Business & Finance Finance

Accounts Receivable Loans

If you need money for your small business and you don't have the corporate credit rating or assets to acquire other loans, your best option is to consider accounts receivable loans. Your sales may be growing rapidly but id you don't have the money coming into your business in a timely manner, you will find that it may be impossible to pay your bills, order supplies, and simply run your business.

Customers that have time to pay their bills due to being invoiced almost always wait 90 days to pay their bills. Can you afford to wait 90 days to acquire the money you need from your customers. Having the money from those invoices in a timely manner allows you to expand your working capital. If you have the money quickly you can actually afford to take on larger orders from your customers as you will have the money to pay for the supplies.

Accounts receivable factoring is one option you have. This involves selling your invoices for an 80% down payment and acquiring the rest when the customer pays their bill. You will need to pay a fee for the service the factoring company provides.

Accounts receivables loans are a little different. Instead of acquiring the money from an order, you can ask for a lump sum and use your accounts receivables to secure the loan. The lender will take a look at your accounts receivables to see how timely your customers are paying their bills and if you have a strong enough cash flow and customer base to support the loan amount you are asking for.

Before considering a loan against your accounts receivables, you need to take a look at the following:

- How much are the fees for accounts receivables loans versus factoring. Which one will save you more money. Check for miscellaneous costs that may come with the loan.

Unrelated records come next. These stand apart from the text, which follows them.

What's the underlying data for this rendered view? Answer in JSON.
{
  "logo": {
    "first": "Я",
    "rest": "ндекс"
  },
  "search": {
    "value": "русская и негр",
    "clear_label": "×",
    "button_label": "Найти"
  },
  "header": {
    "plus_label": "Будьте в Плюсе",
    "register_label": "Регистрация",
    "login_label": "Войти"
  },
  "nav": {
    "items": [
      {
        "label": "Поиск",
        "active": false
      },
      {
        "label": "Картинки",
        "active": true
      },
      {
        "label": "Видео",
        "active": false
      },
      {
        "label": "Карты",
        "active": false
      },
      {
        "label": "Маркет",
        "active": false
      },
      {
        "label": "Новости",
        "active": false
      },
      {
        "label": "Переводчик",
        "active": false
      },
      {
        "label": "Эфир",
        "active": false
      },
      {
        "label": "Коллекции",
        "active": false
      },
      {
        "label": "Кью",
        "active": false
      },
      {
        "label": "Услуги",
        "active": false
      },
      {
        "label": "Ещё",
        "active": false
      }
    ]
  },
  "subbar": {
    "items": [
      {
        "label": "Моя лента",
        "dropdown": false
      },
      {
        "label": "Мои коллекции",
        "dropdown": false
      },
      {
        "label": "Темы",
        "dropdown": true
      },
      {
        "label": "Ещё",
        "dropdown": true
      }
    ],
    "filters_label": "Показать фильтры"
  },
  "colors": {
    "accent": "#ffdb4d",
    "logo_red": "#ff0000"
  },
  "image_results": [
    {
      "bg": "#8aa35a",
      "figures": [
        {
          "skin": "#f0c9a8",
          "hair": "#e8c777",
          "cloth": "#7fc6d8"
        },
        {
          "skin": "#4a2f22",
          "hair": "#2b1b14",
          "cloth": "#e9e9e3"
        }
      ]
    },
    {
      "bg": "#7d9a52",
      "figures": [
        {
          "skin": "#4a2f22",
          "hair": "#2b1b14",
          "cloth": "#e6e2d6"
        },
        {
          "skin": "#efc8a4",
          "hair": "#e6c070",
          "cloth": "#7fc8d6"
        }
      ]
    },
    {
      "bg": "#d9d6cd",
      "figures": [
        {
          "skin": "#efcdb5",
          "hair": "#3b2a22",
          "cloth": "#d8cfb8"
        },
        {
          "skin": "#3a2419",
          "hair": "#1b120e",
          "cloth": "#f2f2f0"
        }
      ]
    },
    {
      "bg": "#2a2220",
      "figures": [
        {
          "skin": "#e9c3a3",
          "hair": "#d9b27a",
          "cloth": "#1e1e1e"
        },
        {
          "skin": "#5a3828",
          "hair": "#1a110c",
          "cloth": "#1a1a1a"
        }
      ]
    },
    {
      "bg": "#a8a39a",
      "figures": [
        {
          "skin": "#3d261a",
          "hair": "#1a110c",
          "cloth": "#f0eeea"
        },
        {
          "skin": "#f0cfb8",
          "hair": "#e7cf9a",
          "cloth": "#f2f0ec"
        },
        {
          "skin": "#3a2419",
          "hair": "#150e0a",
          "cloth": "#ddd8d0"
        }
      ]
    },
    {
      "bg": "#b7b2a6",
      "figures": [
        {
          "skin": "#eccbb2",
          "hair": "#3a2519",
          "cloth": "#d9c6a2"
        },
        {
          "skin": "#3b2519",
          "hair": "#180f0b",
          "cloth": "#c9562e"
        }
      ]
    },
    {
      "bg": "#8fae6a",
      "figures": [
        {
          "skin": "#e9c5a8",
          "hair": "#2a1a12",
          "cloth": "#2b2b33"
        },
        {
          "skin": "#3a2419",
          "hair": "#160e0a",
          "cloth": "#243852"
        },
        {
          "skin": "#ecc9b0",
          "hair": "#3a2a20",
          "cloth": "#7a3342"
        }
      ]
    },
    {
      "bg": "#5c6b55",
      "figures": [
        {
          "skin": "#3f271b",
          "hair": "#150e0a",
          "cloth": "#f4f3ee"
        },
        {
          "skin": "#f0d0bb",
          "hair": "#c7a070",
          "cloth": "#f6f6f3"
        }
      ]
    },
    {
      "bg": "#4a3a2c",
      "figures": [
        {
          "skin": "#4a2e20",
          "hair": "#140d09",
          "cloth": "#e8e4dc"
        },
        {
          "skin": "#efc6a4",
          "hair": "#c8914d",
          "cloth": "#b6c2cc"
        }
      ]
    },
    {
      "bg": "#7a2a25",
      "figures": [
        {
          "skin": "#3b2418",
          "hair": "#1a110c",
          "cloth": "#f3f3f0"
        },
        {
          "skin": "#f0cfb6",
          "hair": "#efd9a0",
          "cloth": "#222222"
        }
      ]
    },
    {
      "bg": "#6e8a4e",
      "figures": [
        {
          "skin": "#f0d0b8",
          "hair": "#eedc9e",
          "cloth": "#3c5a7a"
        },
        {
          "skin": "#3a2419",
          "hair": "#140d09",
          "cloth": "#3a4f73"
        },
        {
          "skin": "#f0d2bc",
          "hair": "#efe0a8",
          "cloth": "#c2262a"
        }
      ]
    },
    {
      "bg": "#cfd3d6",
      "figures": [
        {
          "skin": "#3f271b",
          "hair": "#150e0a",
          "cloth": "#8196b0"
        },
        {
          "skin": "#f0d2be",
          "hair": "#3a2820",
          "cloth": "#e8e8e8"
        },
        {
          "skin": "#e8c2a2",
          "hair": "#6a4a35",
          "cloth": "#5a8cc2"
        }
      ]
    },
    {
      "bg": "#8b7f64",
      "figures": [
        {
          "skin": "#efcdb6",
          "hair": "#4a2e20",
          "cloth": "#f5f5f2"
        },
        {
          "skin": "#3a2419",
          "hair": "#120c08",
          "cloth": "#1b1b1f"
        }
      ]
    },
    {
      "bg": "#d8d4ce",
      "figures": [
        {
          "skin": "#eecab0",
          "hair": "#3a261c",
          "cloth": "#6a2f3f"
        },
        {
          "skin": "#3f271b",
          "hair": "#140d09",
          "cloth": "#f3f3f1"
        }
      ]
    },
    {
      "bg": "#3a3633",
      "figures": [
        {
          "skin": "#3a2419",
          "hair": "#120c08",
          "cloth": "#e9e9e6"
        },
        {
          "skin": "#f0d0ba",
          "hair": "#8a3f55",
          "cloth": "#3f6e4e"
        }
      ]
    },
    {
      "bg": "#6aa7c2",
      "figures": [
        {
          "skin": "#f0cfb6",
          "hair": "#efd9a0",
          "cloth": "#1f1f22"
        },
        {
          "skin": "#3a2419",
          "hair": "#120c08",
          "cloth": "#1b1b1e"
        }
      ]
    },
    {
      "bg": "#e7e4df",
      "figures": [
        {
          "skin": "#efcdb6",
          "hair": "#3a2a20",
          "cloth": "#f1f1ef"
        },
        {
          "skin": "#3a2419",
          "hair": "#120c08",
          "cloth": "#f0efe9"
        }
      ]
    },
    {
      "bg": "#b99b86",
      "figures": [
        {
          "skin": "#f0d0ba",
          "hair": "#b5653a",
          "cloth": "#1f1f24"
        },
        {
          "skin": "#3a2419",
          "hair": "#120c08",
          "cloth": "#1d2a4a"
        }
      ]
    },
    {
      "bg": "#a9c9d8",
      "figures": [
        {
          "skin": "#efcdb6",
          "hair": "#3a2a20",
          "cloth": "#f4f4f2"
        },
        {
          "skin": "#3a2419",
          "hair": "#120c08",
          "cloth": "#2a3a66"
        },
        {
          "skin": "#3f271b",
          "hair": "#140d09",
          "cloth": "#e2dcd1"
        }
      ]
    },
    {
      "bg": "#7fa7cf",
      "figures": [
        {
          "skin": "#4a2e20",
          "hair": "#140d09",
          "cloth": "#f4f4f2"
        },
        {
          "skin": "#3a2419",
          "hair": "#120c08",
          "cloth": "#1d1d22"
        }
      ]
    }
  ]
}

-If you are collecting your own invoices, make sure you set up a good system. You need to ask for money up front from the customers and you need to invoice them as soon as possible in order to get your money from them in a timely manner.

-Does the lender have the capital requirements to lend you the money you need for your accounts receivables. This is a big question to ask as you need to make sure you are working with a company that has the money and has a solid reputation.